Later, the romance of Dawson and well-to-do Amanda gets mired by her scornful father who offers money to Dawson to end their affair. As an earnest and young couple, both try to defeat the odds and tackle whatever is thrown towards them, but their deeper and richer relationship was thwarted by an unexpected tragedy which kept both of them apart for two decades.
Present-time Dawson is an oil-rig worker while Amanda, mother of a teenage boy, is stuck in an unhappy marriage. The re-emergence of Dawson in her life provokes thoughts and deep feelings she always strived to suppress.
The two try to confront the current situation, however, both of them soon realise that they still share a passionate love bond, a bond of never ending loyalty that kept them bound to each other for many years. For them, letting go was not the easiest thing. Dawson openly expresses his feelings and in response, Amanda hesitatingly admits her enduring love for him.
“You want me to fall back in love with you. How do I do that when I haven’t ever stopped?”
To keep it simple, the plot explains the factors which create devastating pain and confusion during a relationship. Love has several colours and is matchless for every person; it subsists in unique, yet diverse manners.
The real trial for beloveds comes when they are far away from each other. Only time can prove that nothing can tear them apart until and unless they are honest and loyal with each other.
Best of Me has all the important ingredients for a good movie – a poor yet handsome boy falling in love with a rich girl, social barriers, a trustworthy fatherly figure, a painful separation, death, and a rekindled love affair.
The question is, why is not up to mark with hits like The Notebook, also based on a book by Sparks?
The answer is quite easy – the screenplay fluctuates a lot and lacks continuity. As soon as you assume it is the ending, the script suddenly develops an outlandish and new development. Too many flashbacks leave the spectators feeling bored.

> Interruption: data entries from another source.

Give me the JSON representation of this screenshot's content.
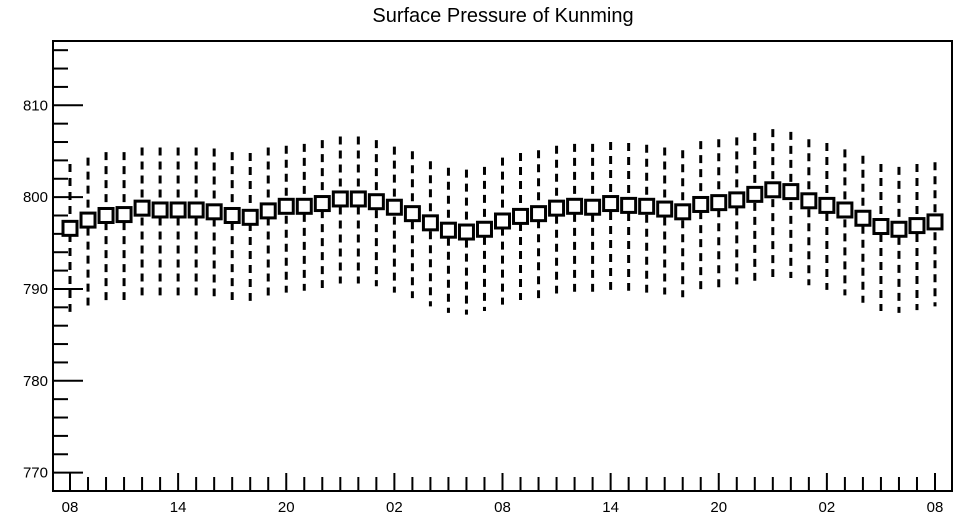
{
  "chart_data": {
    "type": "box",
    "title": "Surface Pressure of Kunming",
    "xlabel": "",
    "ylabel": "",
    "ylim": [
      768,
      817
    ],
    "y_ticks": [
      770,
      780,
      790,
      800,
      810
    ],
    "x_tick_labels": [
      "08",
      "14",
      "20",
      "02",
      "08",
      "14",
      "20",
      "02",
      "08"
    ],
    "n_points": 49,
    "grid": false,
    "series": [
      {
        "center": [
          796.6,
          797.5,
          798.0,
          798.1,
          798.8,
          798.6,
          798.6,
          798.6,
          798.4,
          798.0,
          797.8,
          798.5,
          799.0,
          799.0,
          799.3,
          799.8,
          799.8,
          799.5,
          798.9,
          798.2,
          797.2,
          796.4,
          796.2,
          796.5,
          797.4,
          797.9,
          798.2,
          798.8,
          799.0,
          798.9,
          799.3,
          799.1,
          799.0,
          798.7,
          798.4,
          799.2,
          799.4,
          799.7,
          800.3,
          800.8,
          800.6,
          799.6,
          799.1,
          798.6,
          797.7,
          796.8,
          796.5,
          796.9,
          797.3
        ],
        "low": [
          787.5,
          788.2,
          788.6,
          788.8,
          789.3,
          789.3,
          789.3,
          789.3,
          789.2,
          788.8,
          788.7,
          789.2,
          789.6,
          789.8,
          790.1,
          790.6,
          790.6,
          790.3,
          789.6,
          789.0,
          788.1,
          787.4,
          787.2,
          787.6,
          788.3,
          788.8,
          789.0,
          789.5,
          789.7,
          789.7,
          789.9,
          789.8,
          789.6,
          789.4,
          789.1,
          789.9,
          790.1,
          790.5,
          790.9,
          791.3,
          791.2,
          790.4,
          789.9,
          789.3,
          788.5,
          787.6,
          787.4,
          787.7,
          788.1
        ],
        "high": [
          803.6,
          804.3,
          804.9,
          804.9,
          805.4,
          805.4,
          805.4,
          805.4,
          805.3,
          804.9,
          804.8,
          805.4,
          805.6,
          805.8,
          806.2,
          806.6,
          806.6,
          806.2,
          805.5,
          805.0,
          803.9,
          803.2,
          803.0,
          803.3,
          804.3,
          804.8,
          805.1,
          805.6,
          805.8,
          805.8,
          806.0,
          805.9,
          805.7,
          805.4,
          805.1,
          806.1,
          806.3,
          806.5,
          807.0,
          807.4,
          807.1,
          806.3,
          805.9,
          805.2,
          804.5,
          803.6,
          803.3,
          803.6,
          803.8
        ]
      }
    ]
  }
}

Laden with unmanageable melodrama, the pace of Hoffman’s film is pretty languorous in a way that it purposely turns into a nonsensical ending during the final act.
Performance wise, Marsden, known for his roles in Hairspray, 27 Dresses and The Butler, is charismatic as ever. His observant eyes and forced smiles express his decisive desire for Amanda. Both Marsden and Monaghan are completely immersed in their characters and display some enchanting chemistry. More importantly, they portray a fine equilibrium between regret and expectation.
Over all, the first 85 minutes of the movie are endurable; the rest is heavily saturated with half-baked melodrama and a hurried ending that leaves the audience unsatisfied.
The main theme of the soundtrack is lovely country music. Melodious songs such as ‘I Did With You’, ‘Falling For You’ by Lady Antebellum, ‘Hold On’ by Gareth Dunlop and SHEL, ‘Borrowed Time’ by Thompson Square and ‘All The Way’ by David Nail are all pleasing to the ear.
For people like me who are a big fan of Sparks’s novels and movies like The Notebook, Dear John and A Walk To Remember; this dull adaptation of The Best Of Me is absolutely plain, unappealing and a mediocre creation.
Based on Marsden-Monaghan’s acting and good music, I would rate it a meagre 2.5 out of 5.